Baseline infiltration rate

In the MASControl2 database DEER_Rules_ProtoDB.db, table ‘BDLRules’, ‘SPACE:INF-FLOW/AREA’ is: “if (L(rvVertWallArea) < 1 ) then 0.001 else if(SN(LSI(C-ZONE-TYPE)) = ”CRAWL“) then 0.075 else 0.038 * L(rvVertWallArea) / L(AREA) endif endif” meaning the default DEER infiltation value is 0.038 cfm/ft2 per exterior wall area at typical building pressures.

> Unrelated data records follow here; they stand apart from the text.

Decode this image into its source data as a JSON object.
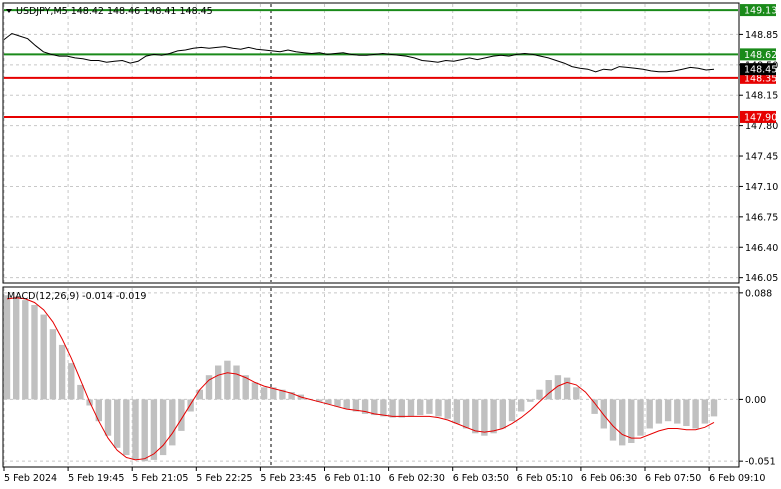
{
  "header": {
    "symbol_line": "USDJPY,M5  148.42 148.46 148.41 148.45",
    "macd_label": "MACD(12,26,9) -0.014 -0.019"
  },
  "colors": {
    "price_line": "#000000",
    "green_level": "#1a8a1a",
    "red_level": "#e60000",
    "histogram": "#c0c0c0",
    "signal_line": "#e60000",
    "grid": "#c8c8c8",
    "current_price_tag": "#000000"
  },
  "price_axis": {
    "ticks": [
      "148.85",
      "148.50",
      "148.15",
      "147.80",
      "147.45",
      "147.10",
      "146.75",
      "146.40",
      "146.05"
    ]
  },
  "macd_axis": {
    "ticks": [
      "0.088",
      "0.00",
      "-0.051"
    ]
  },
  "time_axis": {
    "labels": [
      "5 Feb 2024",
      "5 Feb 19:45",
      "5 Feb 21:05",
      "5 Feb 22:25",
      "5 Feb 23:45",
      "6 Feb 01:10",
      "6 Feb 02:30",
      "6 Feb 03:50",
      "6 Feb 05:10",
      "6 Feb 06:30",
      "6 Feb 07:50",
      "6 Feb 09:10"
    ]
  },
  "levels": {
    "green": [
      "149.13",
      "148.62"
    ],
    "red": [
      "148.35",
      "147.90"
    ],
    "current_price": "148.45"
  },
  "chart_data": {
    "type": "line",
    "series": [
      {
        "values": [
          148.79,
          148.86,
          148.83,
          148.8,
          148.72,
          148.65,
          148.62,
          148.6,
          148.6,
          148.58,
          148.57,
          148.55,
          148.55,
          148.53,
          148.54,
          148.55,
          148.52,
          148.54,
          148.6,
          148.62,
          148.61,
          148.63,
          148.66,
          148.67,
          148.69,
          148.7,
          148.69,
          148.7,
          148.71,
          148.69,
          148.68,
          148.7,
          148.68,
          148.67,
          148.66,
          148.65,
          148.67,
          148.65,
          148.64,
          148.63,
          148.64,
          148.62,
          148.63,
          148.64,
          148.62,
          148.61,
          148.61,
          148.62,
          148.63,
          148.62,
          148.61,
          148.6,
          148.58,
          148.55,
          148.54,
          148.53,
          148.55,
          148.54,
          148.56,
          148.58,
          148.56,
          148.58,
          148.6,
          148.61,
          148.6,
          148.62,
          148.63,
          148.62,
          148.6,
          148.58,
          148.55,
          148.52,
          148.48,
          148.46,
          148.45,
          148.42,
          148.45,
          148.44,
          148.48,
          148.47,
          148.46,
          148.45,
          148.43,
          148.42,
          148.42,
          148.43,
          148.45,
          148.47,
          148.46,
          148.44,
          148.45
        ]
      }
    ],
    "macd_histogram": [
      0.086,
      0.085,
      0.082,
      0.078,
      0.07,
      0.058,
      0.045,
      0.03,
      0.012,
      -0.005,
      -0.018,
      -0.03,
      -0.04,
      -0.046,
      -0.05,
      -0.051,
      -0.05,
      -0.046,
      -0.038,
      -0.026,
      -0.01,
      0.008,
      0.02,
      0.028,
      0.032,
      0.028,
      0.02,
      0.014,
      0.01,
      0.01,
      0.008,
      0.006,
      0.004,
      0.0,
      -0.002,
      -0.004,
      -0.006,
      -0.008,
      -0.01,
      -0.012,
      -0.013,
      -0.014,
      -0.015,
      -0.015,
      -0.014,
      -0.013,
      -0.012,
      -0.014,
      -0.016,
      -0.02,
      -0.024,
      -0.028,
      -0.03,
      -0.028,
      -0.024,
      -0.018,
      -0.01,
      -0.002,
      0.008,
      0.016,
      0.02,
      0.018,
      0.01,
      0.0,
      -0.012,
      -0.024,
      -0.034,
      -0.038,
      -0.036,
      -0.03,
      -0.024,
      -0.02,
      -0.018,
      -0.02,
      -0.022,
      -0.024,
      -0.02,
      -0.014
    ],
    "macd_signal": [
      0.083,
      0.084,
      0.083,
      0.08,
      0.074,
      0.064,
      0.05,
      0.034,
      0.016,
      -0.002,
      -0.018,
      -0.032,
      -0.042,
      -0.048,
      -0.05,
      -0.049,
      -0.045,
      -0.038,
      -0.028,
      -0.016,
      -0.004,
      0.008,
      0.016,
      0.02,
      0.022,
      0.021,
      0.018,
      0.014,
      0.011,
      0.009,
      0.007,
      0.005,
      0.002,
      0.0,
      -0.002,
      -0.004,
      -0.006,
      -0.008,
      -0.009,
      -0.01,
      -0.012,
      -0.013,
      -0.014,
      -0.014,
      -0.014,
      -0.014,
      -0.014,
      -0.015,
      -0.017,
      -0.02,
      -0.023,
      -0.026,
      -0.027,
      -0.026,
      -0.024,
      -0.02,
      -0.015,
      -0.009,
      -0.002,
      0.005,
      0.011,
      0.014,
      0.012,
      0.006,
      -0.003,
      -0.013,
      -0.022,
      -0.029,
      -0.032,
      -0.032,
      -0.029,
      -0.026,
      -0.024,
      -0.024,
      -0.025,
      -0.025,
      -0.023,
      -0.019
    ],
    "ylim_price": [
      146.0,
      149.2
    ],
    "ylim_macd": [
      -0.055,
      0.092
    ],
    "grid": true
  }
}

Using the same PNNL prototype assumptions for natural pressure, this correlates to a baseline infiltration rate of 0.3393 cfm/ft2 of exterior wall area at 75Pa. *Note that this implies a baseline infiltration rate ~5 times lower than the PNNL modeling guideline.

@return [Double] the baseline infiltration rate, in cfm/ft^2 exterior above grade wall area at 75 Pa

# File lib/openstudio-standards/standards/deer/deer.Space.rb, line 16
def space_infiltration_rate_75_pa(space = nil)
  basic_infil_rate_cfm_per_ft2 = 0.3393
  return basic_infil_rate_cfm_per_ft2
end